As of 1:30 p.m., Gearheart added the grand total of early voters had reached 6,842. That number included ballots mailed in locally as well as those coming from military members and other registered voters currently overseas. She reported 2,704 voters, what she described as a much larger number than usual, had turned up in person to vote Monday with that half-hour still to go.

“There is no doubt we are much busier than usual,” Gearheart said. “This is more comparable to a presidential election.”

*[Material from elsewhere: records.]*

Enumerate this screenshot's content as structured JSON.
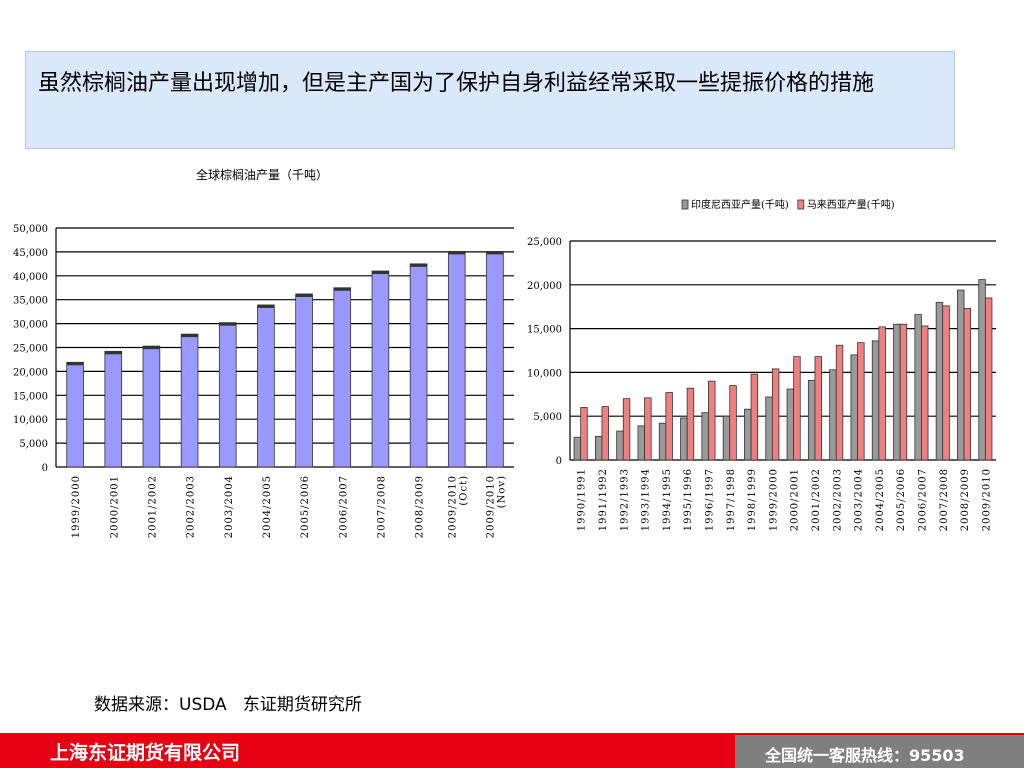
{
  "headline": "虽然棕榈油产量出现增加，但是主产国为了保护自身利益经常采取一些提振价格的措施",
  "source_note": "数据来源：USDA   东证期货研究所",
  "footer": {
    "company": "上海东证期货有限公司",
    "hotline": "全国统一客服热线：95503"
  },
  "colors": {
    "global_bar": "#9999ff",
    "indonesia_bar": "#9a9a9a",
    "malaysia_bar": "#f08080",
    "footer_red": "#e60012",
    "headline_bg": "#d9e8fb"
  },
  "chart_data": [
    {
      "type": "bar",
      "title": "全球棕榈油产量（千吨）",
      "categories": [
        "1999/2000",
        "2000/2001",
        "2001/2002",
        "2002/2003",
        "2003/2004",
        "2004/2005",
        "2005/2006",
        "2006/2007",
        "2007/2008",
        "2008/2009",
        "2009/2010 (Oct)",
        "2009/2010 (Nov)"
      ],
      "series": [
        {
          "values": [
            21900,
            24200,
            25300,
            27800,
            30200,
            33900,
            36200,
            37500,
            41000,
            42500,
            45100,
            45100
          ]
        }
      ],
      "ylim": [
        0,
        50000
      ],
      "yticks": [
        0,
        5000,
        10000,
        15000,
        20000,
        25000,
        30000,
        35000,
        40000,
        45000,
        50000
      ],
      "ytick_labels": [
        "0",
        "5,000",
        "10,000",
        "15,000",
        "20,000",
        "25,000",
        "30,000",
        "35,000",
        "40,000",
        "45,000",
        "50,000"
      ],
      "grid": true
    },
    {
      "type": "bar",
      "title": "",
      "legend_position": "top",
      "categories": [
        "1990/1991",
        "1991/1992",
        "1992/1993",
        "1993/1994",
        "1994/1995",
        "1995/1996",
        "1996/1997",
        "1997/1998",
        "1998/1999",
        "1999/2000",
        "2000/2001",
        "2001/2002",
        "2002/2003",
        "2003/2004",
        "2004/2005",
        "2005/2006",
        "2006/2007",
        "2007/2008",
        "2008/2009",
        "2009/2010"
      ],
      "series": [
        {
          "name": "印度尼西亚产量(千吨)",
          "values": [
            2600,
            2700,
            3300,
            3900,
            4200,
            4800,
            5400,
            5000,
            5800,
            7200,
            8100,
            9100,
            10300,
            12000,
            13600,
            15500,
            16600,
            18000,
            19400,
            20600
          ]
        },
        {
          "name": "马来西亚产量(千吨)",
          "values": [
            6000,
            6100,
            7000,
            7100,
            7700,
            8200,
            9000,
            8500,
            9800,
            10400,
            11800,
            11800,
            13100,
            13400,
            15200,
            15500,
            15300,
            17600,
            17300,
            18500
          ]
        }
      ],
      "ylim": [
        0,
        25000
      ],
      "yticks": [
        0,
        5000,
        10000,
        15000,
        20000,
        25000
      ],
      "ytick_labels": [
        "0",
        "5,000",
        "10,000",
        "15,000",
        "20,000",
        "25,000"
      ],
      "grid": true
    }
  ]
}
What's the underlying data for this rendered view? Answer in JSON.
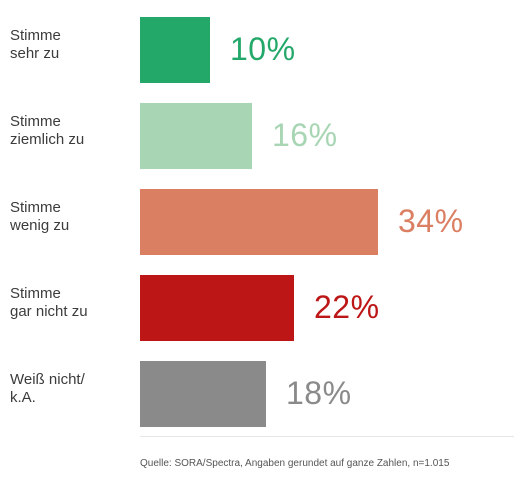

As most probably know, the current election is considered a midterm election, halfway through the current president’s term in office. Gearheart said she expected the high levels of voter participation to continue through election day today (Tuesday). Polls open at 6:30 a.m. and close at 7:30 p.m. The first results will include all absentee ballots and must be available according to Gearheart by 7:45 p.m. tomorrow.

Gearheart said she believes the stronger than normal turnout locally is due to some empty seats such as the state representative position being vacated by Dr. Terry Johnson, who was term limited out of office. Either Republican candidate Brian Baldridge or Democratic candidate Adrienne Buckler will succeed him as a representative for the 90th district which includes all of Scioto County.

The local heads of the two major political parties did not respond to requests for comment.

While Gearheart talked about open local races, other news media from around the state all were reporting large voter turnouts. According to various reports, early voting numbers were up markedly in Cuyahoga County, which includes Cleveland, and Franklin County, which encompasses Columbus, as well as many other counties in Ohio.

As of press time, state voting officials did not reply to the requests for statewide early voter numbers.

According to the state elections website, state law offers all registered Ohio voters the opportunity to vote early by requesting an absentee ballot at their local county board of elections or early voting center as designated by the county.